“If we want peace, we need to prepare for peace.” Peace Train Panel Discussion, Nov. 22
"If we want peace, we need to prepare for peace.”
That was the message
shared by Lyn Adamson, co-chair of Voices of Women for Peace during her
presentation at “Peace and Justice for the War Weary,” a panel discussion at
Parkdale United Church in Ottawa on Nov. 22.
The event, sponsored by the Peace Train, also heard from panelists Walter Dorn, professor of defence studies at Royal Military College in Kingston and Alex Neve, a human rights lawyer and professor at the University of Ottawa.
One of the earliest memories for Adamson, who was born in 1951, was the Cuban missile crisis of the early 1960s. “I didn’t think I would live to be 65,” she said.
But she did, and that experience helped convince her to dedicate her life to promoting peace. During her career one thing she learned was “we have agency. We can have failures, and he can get discouraged. But we have no option but to keep going.”
For Adamson, peace isn’t just what happens internationally. “We need places to nurture our hearts,” she said. “We need to grow personally and as a community.”
Hearing the stories about the Peace Train, she said “that’s what the Train did” as participants grew closer while sharing stories.
“We need big, bold ideas like the Peace Train today,” she said, adding that along with addressing international issues, peacemakers today need to keep in mind the issues on the minds of their neighbours, such as affordability.
Of the money being spent by the Canadian government on the military, she said: “Think of what we could do with that?” to address local issues.
Dorn began his comments by saying “I feel a bond in my heart with you” to the Peace Trainers.
He added that although the group was small, they “represent a portion of the populace that longs for peace.”
In Dorn’s work at the Royal Military College, he teaches people who have put “country above self.” While that is praiseworthy, now we need more people who “put humanity over country,” he said.
Noting that Canada is being pressured to provide two per cent of GDP for NATO and other military spending, Dorn said there isn’t a similar pressure for the country to meet its target of providing 0.7 per cent of GDP for development—a goal set by former Canadian Prime Minister Lester Pearson through the World Bank’s Pearson Commission in 1969 and agreed to by the rich countries of the world.
That goal, which was adopted by the United Nations in 1970, sets the minimum level of funding rich countries like Canada should provide to the developing world through Official Development Assistance.
Unfortunately, Dorn said, Canada’s foreign aid spending has been well below that target.

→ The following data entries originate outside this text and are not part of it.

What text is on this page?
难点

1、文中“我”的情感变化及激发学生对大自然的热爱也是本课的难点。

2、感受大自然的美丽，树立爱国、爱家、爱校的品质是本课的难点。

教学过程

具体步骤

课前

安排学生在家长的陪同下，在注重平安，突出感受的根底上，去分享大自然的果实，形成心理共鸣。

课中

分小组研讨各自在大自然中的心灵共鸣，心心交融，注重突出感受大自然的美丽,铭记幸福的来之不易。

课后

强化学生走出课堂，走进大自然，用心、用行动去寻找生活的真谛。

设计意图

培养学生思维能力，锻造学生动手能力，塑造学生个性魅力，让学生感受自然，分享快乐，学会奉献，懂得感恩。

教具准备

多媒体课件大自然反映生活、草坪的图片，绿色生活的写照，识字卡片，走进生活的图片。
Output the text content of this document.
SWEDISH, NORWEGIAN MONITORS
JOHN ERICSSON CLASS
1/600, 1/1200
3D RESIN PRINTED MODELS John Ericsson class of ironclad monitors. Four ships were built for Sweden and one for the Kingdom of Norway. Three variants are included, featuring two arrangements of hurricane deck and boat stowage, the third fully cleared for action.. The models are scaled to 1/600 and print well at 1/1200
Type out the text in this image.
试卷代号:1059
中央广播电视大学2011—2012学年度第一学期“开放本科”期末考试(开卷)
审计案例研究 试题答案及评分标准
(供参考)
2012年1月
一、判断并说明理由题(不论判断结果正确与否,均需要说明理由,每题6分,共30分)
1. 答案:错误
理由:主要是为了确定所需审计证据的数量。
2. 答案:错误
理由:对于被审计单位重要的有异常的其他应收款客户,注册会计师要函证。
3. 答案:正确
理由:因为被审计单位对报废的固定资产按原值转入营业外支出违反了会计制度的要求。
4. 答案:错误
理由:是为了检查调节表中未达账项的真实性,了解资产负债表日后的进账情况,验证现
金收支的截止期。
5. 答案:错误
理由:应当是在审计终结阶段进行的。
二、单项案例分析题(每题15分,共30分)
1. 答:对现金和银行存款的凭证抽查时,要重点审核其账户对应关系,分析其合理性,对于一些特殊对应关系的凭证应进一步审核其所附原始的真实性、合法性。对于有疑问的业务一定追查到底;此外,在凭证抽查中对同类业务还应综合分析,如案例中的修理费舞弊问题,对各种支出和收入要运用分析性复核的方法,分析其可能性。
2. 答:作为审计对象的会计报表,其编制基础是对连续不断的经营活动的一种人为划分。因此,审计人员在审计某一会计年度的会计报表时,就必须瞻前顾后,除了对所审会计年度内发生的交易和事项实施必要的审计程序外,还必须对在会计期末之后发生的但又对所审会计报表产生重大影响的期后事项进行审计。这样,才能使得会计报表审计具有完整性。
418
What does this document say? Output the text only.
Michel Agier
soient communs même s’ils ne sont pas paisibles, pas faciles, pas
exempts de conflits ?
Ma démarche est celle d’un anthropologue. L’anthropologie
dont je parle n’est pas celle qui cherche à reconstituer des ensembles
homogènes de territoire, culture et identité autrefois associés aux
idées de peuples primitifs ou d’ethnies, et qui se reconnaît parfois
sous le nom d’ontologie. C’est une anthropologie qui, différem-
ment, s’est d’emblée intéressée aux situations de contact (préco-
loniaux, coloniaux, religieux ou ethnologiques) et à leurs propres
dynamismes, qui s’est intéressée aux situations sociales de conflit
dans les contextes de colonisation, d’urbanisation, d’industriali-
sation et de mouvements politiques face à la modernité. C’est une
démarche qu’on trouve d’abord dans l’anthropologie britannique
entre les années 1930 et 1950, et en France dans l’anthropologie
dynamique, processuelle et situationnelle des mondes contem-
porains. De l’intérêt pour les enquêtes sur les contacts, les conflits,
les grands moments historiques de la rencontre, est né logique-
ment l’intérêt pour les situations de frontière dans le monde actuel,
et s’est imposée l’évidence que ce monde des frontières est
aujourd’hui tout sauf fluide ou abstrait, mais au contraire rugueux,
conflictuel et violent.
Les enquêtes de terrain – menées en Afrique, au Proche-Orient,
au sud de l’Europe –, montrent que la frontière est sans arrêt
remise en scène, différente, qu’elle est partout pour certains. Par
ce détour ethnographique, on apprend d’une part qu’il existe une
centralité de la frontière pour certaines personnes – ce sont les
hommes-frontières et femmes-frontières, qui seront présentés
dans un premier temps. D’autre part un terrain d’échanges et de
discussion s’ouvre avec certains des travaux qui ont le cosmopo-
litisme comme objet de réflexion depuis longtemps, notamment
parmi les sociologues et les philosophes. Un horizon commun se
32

In 2023 it only provided 0.38 percent, or half of the target—unlike countries such as Sweden, Norway, Denmark the United Kingdom and The Netherlands which meet or exceed that goal each year.
Dorn went on to say that Canada has also fallen behind in peacekeeping, a program it used to be a leader in.
Where the country once had as many as 3,000 peacekeepers in hotspots around the world, today is has only 31, he said—military, police and civilians.
Neve made the connection between human rights and peace, saying they “could not be more interconnected and interdependent.”
The rules-based international order that helped to protect human rights “is frayed and imploding” he said, something that will only become more challenging after the recent U.S. presidential election.
There are a “staggering number” of human rights crises around the world today, Neve said, mentioning countries like Ukraine, Sudan, Haiti, Yemen and Gaza/Palestine.
Above it all is the climate crisis, which threatens all humanity, he said, the greatest human rights crises the world “has ever faced.”
“There is no more important time for Canada to step up,” Neve stated, noting that while Canada once was leader in protecting human rights it has been lagging in recent years.
“Peace begins with human rights,” he concluded. “That is all on our shoulders.”